Before you stow this all away in your ‘only-in-America’ mental folder (think lacrosse, the National Rifle Association and Honey Boo Boo), I should clarify that similar things have long been happening on Aussie shores. In 2011, Triple J’s Hack program ran a story about a Facebook page based in Bunderberg, NSW titled the ‘Bundy Root Rater’ . True to its name, the page… erm published some rather graphic reports about members of that community as reviewed by their erm… partners. What’s more? Bundy isn’t the only town ‘sizing up’ their talent.
Not surprisingly, over the past few weeks it seems Australian Universities have also jumped on the Confession Page bandwagon. Hundreds of Universities across the country, including UNSW, USYD and our very own UTS have become proverbial repositories of profane, sexually-frustrated and quite frankly unhygienic, student admissions.
I got in touch with the administrator of UTS Confessions, which, with over 2000 Likes, is our university’s most popular Facebook confession Page. I asked Admin what s/he believes is the value in such pages and whether the concept has been unfairly judged. According to Admin, it seems that confession pages have exploded onto the student scene because they are the latest, greatest manifestation of good ol’ fashioned free speech. Admin says the anonymity of UTS Confessions allows students to uninhibitedly express their feelings, be they lighthearted musings,
“I’m glad there’s no such thing as a walk of shame at UTS… No campus, no problems”
or innermost secrets,
“Whenever I’m on my break, I go to the computer labs or library and act like I’m studying because I have no one to hangout with”
It is through UTS Confessions that Admin hopes students in 2013 will “touch on sensitive issues”, inspire “some engaging dialogue” but remain the place where we can boast about our made-up sexual exploits. Forty years ago female students burnt their bras for gender equality; today we complain that the guys in IT need to up their game and ask the girls out (THEY’RE SINGLE!).

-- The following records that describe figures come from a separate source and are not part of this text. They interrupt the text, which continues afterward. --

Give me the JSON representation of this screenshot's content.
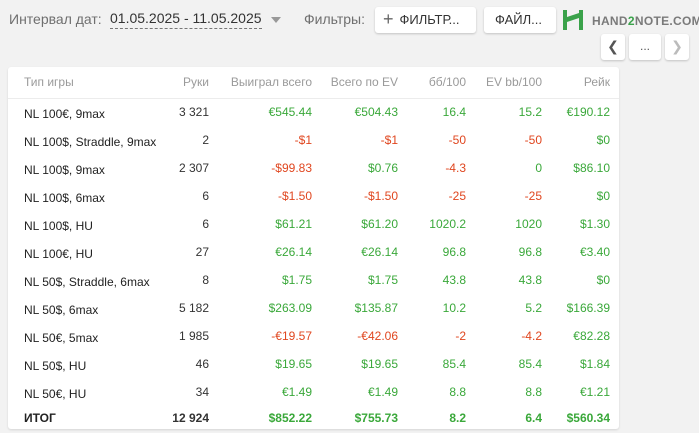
{
  "header": {
    "date_label": "Интервал дат:",
    "date_range": "01.05.2025 - 11.05.2025",
    "filters_label": "Фильтры:",
    "filter_button": "ФИЛЬТР...",
    "file_button": "ФАЙЛ...",
    "logo_prefix": "HAND",
    "logo_highlight": "2",
    "logo_suffix": "NOTE.COM"
  },
  "nav": {
    "prev": "❮",
    "more": "...",
    "next": "❯"
  },
  "colors": {
    "positive": "#3aa83a",
    "negative": "#e0461f",
    "brand": "#3aa24a"
  },
  "table": {
    "columns": [
      "Тип игры",
      "Руки",
      "Выиграл всего",
      "Всего по EV",
      "бб/100",
      "EV bb/100",
      "Рейк"
    ],
    "rows": [
      {
        "game": "NL 100€, 9max",
        "hands": "3 321",
        "won": "€545.44",
        "ev": "€504.43",
        "bb100": "16.4",
        "evbb100": "15.2",
        "rake": "€190.12"
      },
      {
        "game": "NL 100$, Straddle, 9max",
        "hands": "2",
        "won": "-$1",
        "ev": "-$1",
        "bb100": "-50",
        "evbb100": "-50",
        "rake": "$0"
      },
      {
        "game": "NL 100$, 9max",
        "hands": "2 307",
        "won": "-$99.83",
        "ev": "$0.76",
        "bb100": "-4.3",
        "evbb100": "0",
        "rake": "$86.10"
      },
      {
        "game": "NL 100$, 6max",
        "hands": "6",
        "won": "-$1.50",
        "ev": "-$1.50",
        "bb100": "-25",
        "evbb100": "-25",
        "rake": "$0"
      },
      {
        "game": "NL 100$, HU",
        "hands": "6",
        "won": "$61.21",
        "ev": "$61.20",
        "bb100": "1020.2",
        "evbb100": "1020",
        "rake": "$1.30"
      },
      {
        "game": "NL 100€, HU",
        "hands": "27",
        "won": "€26.14",
        "ev": "€26.14",
        "bb100": "96.8",
        "evbb100": "96.8",
        "rake": "€3.40"
      },
      {
        "game": "NL 50$, Straddle, 6max",
        "hands": "8",
        "won": "$1.75",
        "ev": "$1.75",
        "bb100": "43.8",
        "evbb100": "43.8",
        "rake": "$0"
      },
      {
        "game": "NL 50$, 6max",
        "hands": "5 182",
        "won": "$263.09",
        "ev": "$135.87",
        "bb100": "10.2",
        "evbb100": "5.2",
        "rake": "$166.39"
      },
      {
        "game": "NL 50€, 5max",
        "hands": "1 985",
        "won": "-€19.57",
        "ev": "-€42.06",
        "bb100": "-2",
        "evbb100": "-4.2",
        "rake": "€82.28"
      },
      {
        "game": "NL 50$, HU",
        "hands": "46",
        "won": "$19.65",
        "ev": "$19.65",
        "bb100": "85.4",
        "evbb100": "85.4",
        "rake": "$1.84"
      },
      {
        "game": "NL 50€, HU",
        "hands": "34",
        "won": "€1.49",
        "ev": "€1.49",
        "bb100": "8.8",
        "evbb100": "8.8",
        "rake": "€1.21"
      }
    ],
    "total": {
      "game": "ИТОГ",
      "hands": "12 924",
      "won": "$852.22",
      "ev": "$755.73",
      "bb100": "8.2",
      "evbb100": "6.4",
      "rake": "$560.34"
    }
  }
}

In all, the posts on UTS Confessions suggest that we have a thoughtful, vibrant and downright kinky bunch of students. The number of offensive posts are few – “Too many Jews at UTS (Liked by 14 people) – and should be forgotten, quickly. Sure, some of you are posting things that would have your Grandma (or the Police) on your back, but isn’t that kind of swagger, what being a student at UTS is all about?
I’ll leave you with the wise words of Admin, “Our page does seem to be a lot more explicit than the other Uni’s [pages]…but we are a young and progressive Uni and on the whole so are our students.”